|GRB 060526: Optical follow-up|
|GCN Circular #5175
GRB 060526: MDM-2.4m Observations
N. D. Morgan and X. Dai (Ohio State Univ.) We observed GRB 060526 (GCN 5162, Campana et al. 2006) with MDM-2.4m for three epochs. The afterglow is detected in all three observations. Using USNO B-1 star as the reference (RA=15:31:18.6, DEC=+00 17 34.9, R2MAG=16.35, same one used in GCN5173 Khamitov et al. 2006), we get Rc = 19.90 @ May 27, 03:33:00 UT Rc = 19.98 @ May 27, 06:02:00 UT Rc = 20.11 @ May 27, 09:49:00 UT This message may be cited.
|GCN Circular #5176
GRB 060526: Optical Flare
J. P. Halpern (Columbia U.), E. Armstrong (UCSD), & N. Mirabal (U. Michigan) report on behalf of the MDM Observatory GRB follow-up team: "Using the MDM 1.3m telescope on Kitt Peak, we obtained a continuous R-band time series of the afterglow of Swift GRB 060526 (Campana et al. GCN 5162), consisting of 40 10-minute exposures, from 11.0 to 18.2 hours after the burst. Preliminary photometry was performed using comparison stars in r' from the SDSS calibration (Cool et al. GCN 5164). In addition, wherever possible, we placed other GCN reported R-band photometry (Covino et al. GCN 5167; Khamitov et al. GCN 5173; Morgan & Dai GCN 5175) on a common scale using the SDSS r' magnitudes of their indicated comparison stars. As a result, we find that a power-law decay index of -1.18 +/- 0.05 fitted to the Khamitov et al. data alone from 5.6 to 8.9 hours also fits the MDM light curve very well, until about 16 hours after the burst. At that time, a flare began that had a rise time of about 40 minutes, followed by a slower decay, and had not yet returned to the extrapolated power law when the observations were terminated at twilight. The peak of the flare occurred around May 27 09:06 UT, and reached about 0.3 magnitudes above the extrapolation. In combination with the multiple episodes of gamma-ray and X-ray emission (Campana et al. GCNs 5163, 5168; Markwardt et al. GCN 5174) and the long plateau in the early optical light curve (Rykoff et al. GCN 5166), these results indicate the possibility of extended and complex activity from GRB 060526 that warrants intensive monitoring. A preliminary version of the MDM optical light curve and incorporated GCN data is available at http://www.astro.columbia.edu/~jules/grb/060526/ The data contained in the figure are not yet suitable for publication."
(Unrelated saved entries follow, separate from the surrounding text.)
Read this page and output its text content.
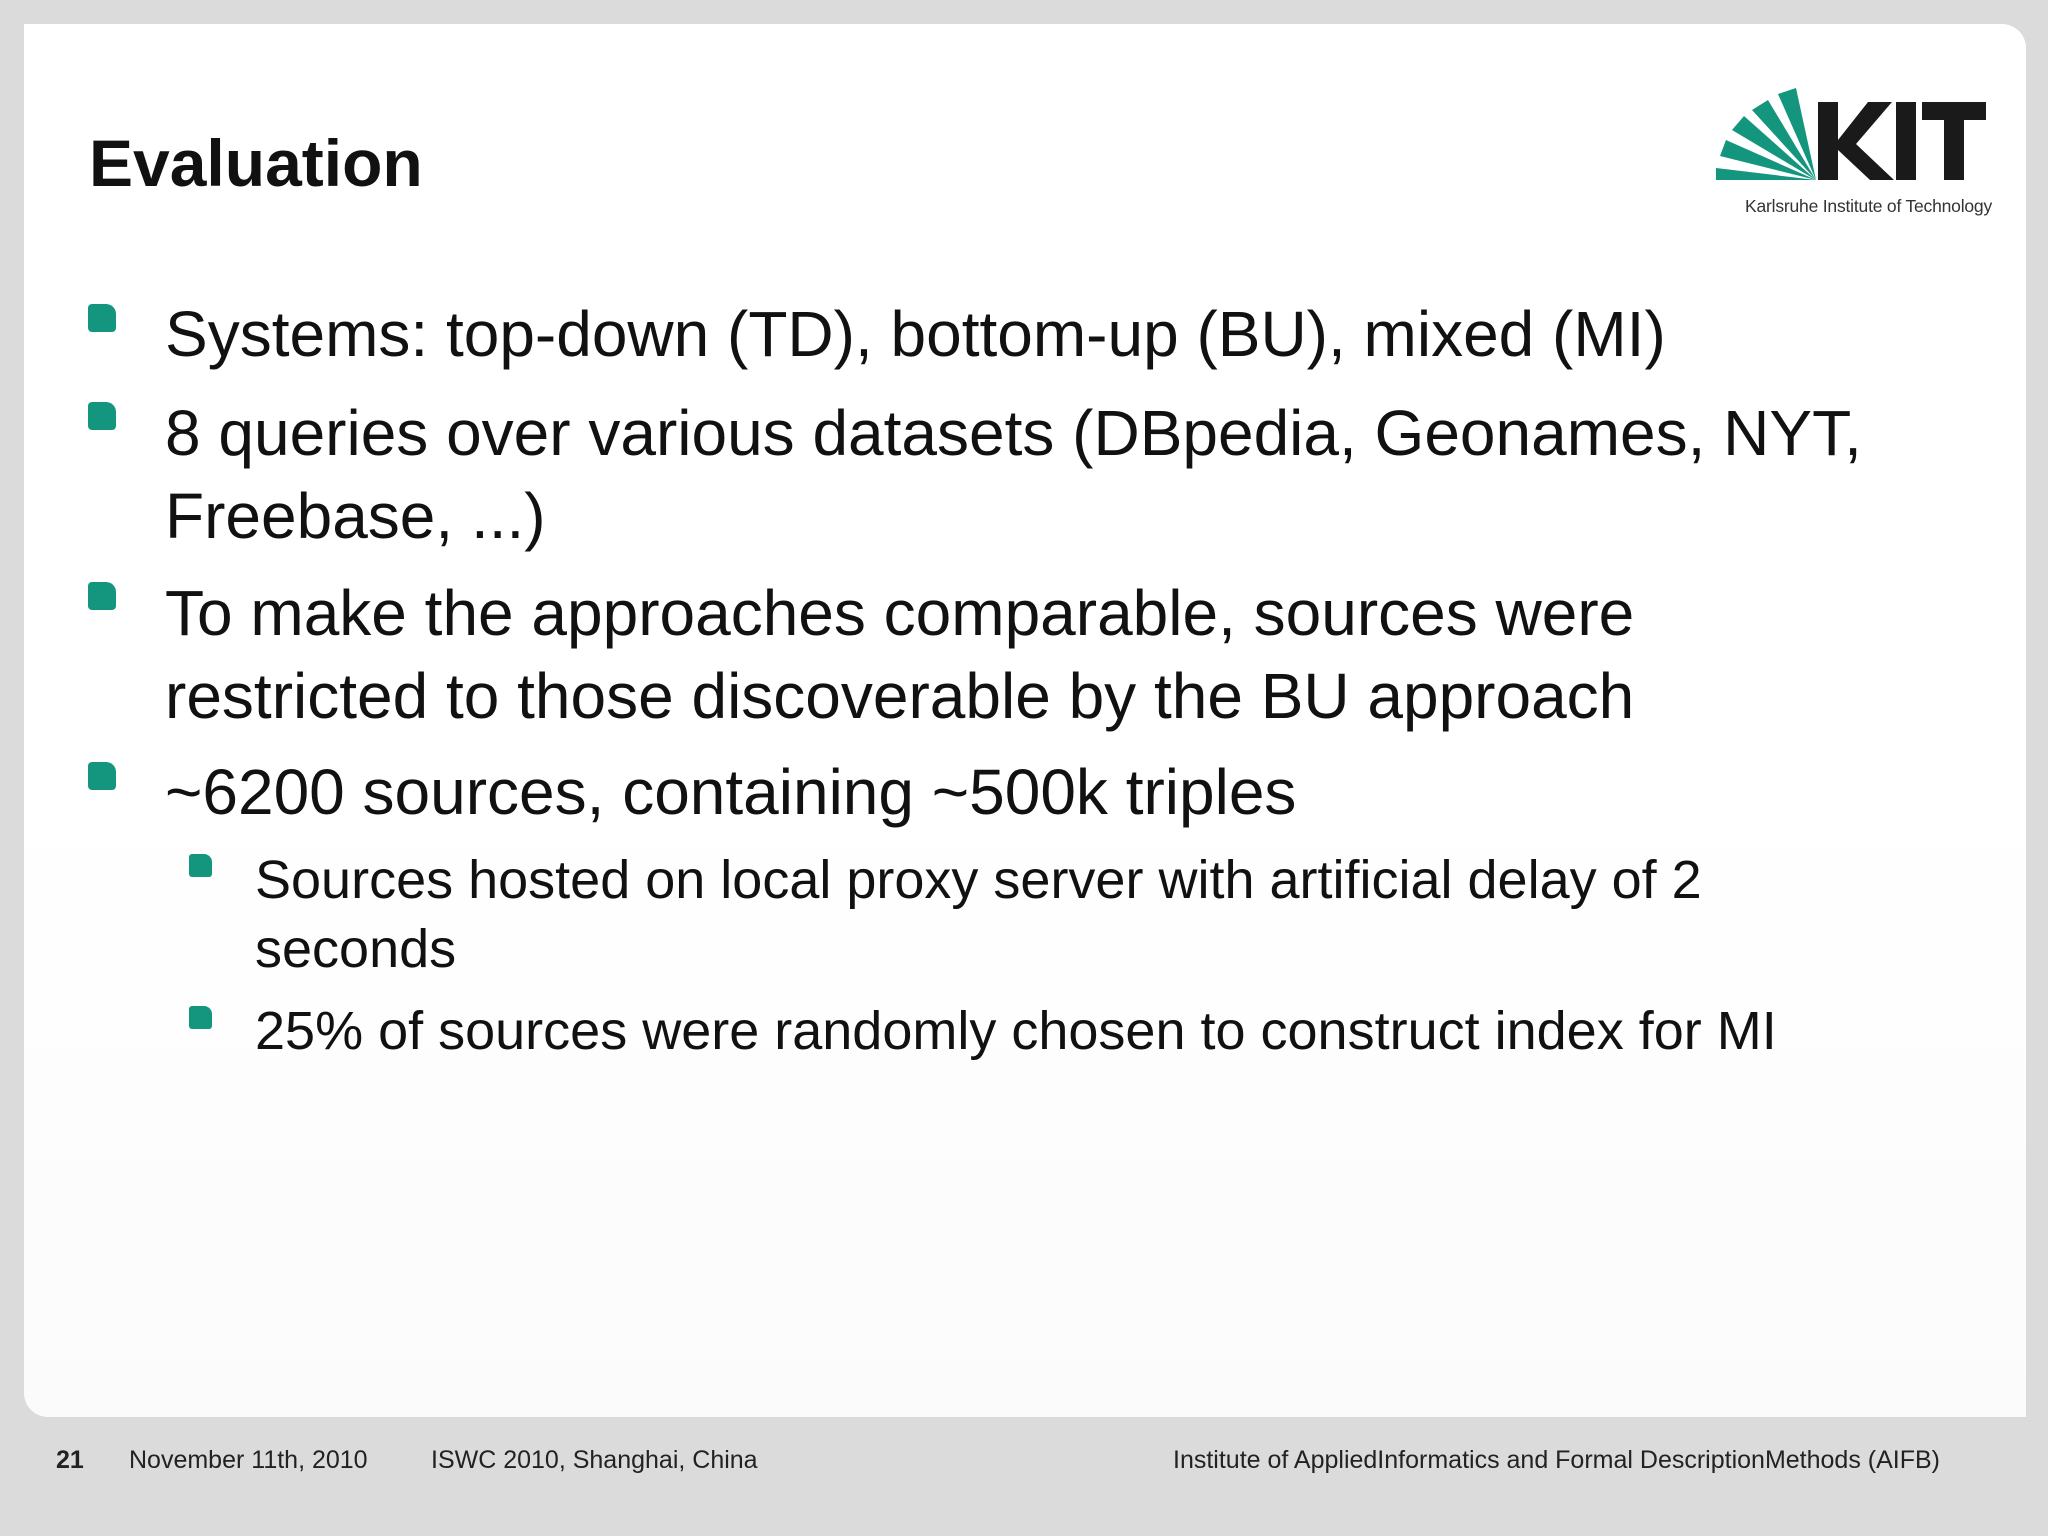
Evaluation
Karlsruhe Institute of Technology
Systems: top-down (TD), bottom-up (BU), mixed (MI)
8 queries over various datasets (DBpedia, Geonames, NYT, Freebase, ...)
To make the approaches comparable, sources were restricted to those discoverable by the BU approach
~6200 sources, containing ~500k triples
Sources hosted on local proxy server with artificial delay of 2 seconds
25% of sources were randomly chosen to construct index for MI
21 November 11th, 2010	ISWC 2010, Shanghai, China	Institute of AppliedInformatics and Formal DescriptionMethods (AIFB)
|(J2000) 15h 31m 18.36s, +00° 17′ 04.9″ (2.2′ × 2.2′)|
|GCN Circular #5188
GRB 060526: Multiple Optical Flares
J. P. Halpern (Columbia U.), E. Armstrong (UCSD), & N. Mirabal (U. Michigan) report on behalf of the MDM Observatory GRB follow-up team: "We have continued to observe the afterglow of Swift GRB 060526 (Campana et al. GCN 5162) in the R-band for four consecutive nights using the MDM 1.3m. In combination with the GCN reported R-band photometry of Khamitov et al. (GCNs 5173,5177,5183,5186), it is evident that there have been at least four flares, by which we mean alternating positive and negative deviations from a mean decay rate. These are characterized as increases and decreases of at least 0.3 mag in as short a time as delta t = 0.04*(t-t0), where t0 is the burst time. In view of these flares, it is problematic to fit a small number of power-law segments (as noted by Kann & Thoene GCN 5187). Rather, we observe that the most recent point, r' = 22.87+/-0.07 on May 30 04:23 UT as calibrated with Cool et al. (GCN 5164) data, falls only 0.25 mag below the -1.18 power law originally fitted from 5.6 to 16 hours by Khamitov et al. (GCN 5173) and Halpern et al. (GCN 5176). Other details of the MDM optical light curve and incorporated GCN data can be seen at: http://www.astro.columbia.edu/~jules/grb/060526/ This type of light curve is not uncommon in GRB afterglows (see, e.g., Stanek et al. astro-ph/0602495, and references therein), and is often apparent when the source is well placed for long observing runs at ground-based telescopes."
This decay curve is preliminary, not for publication.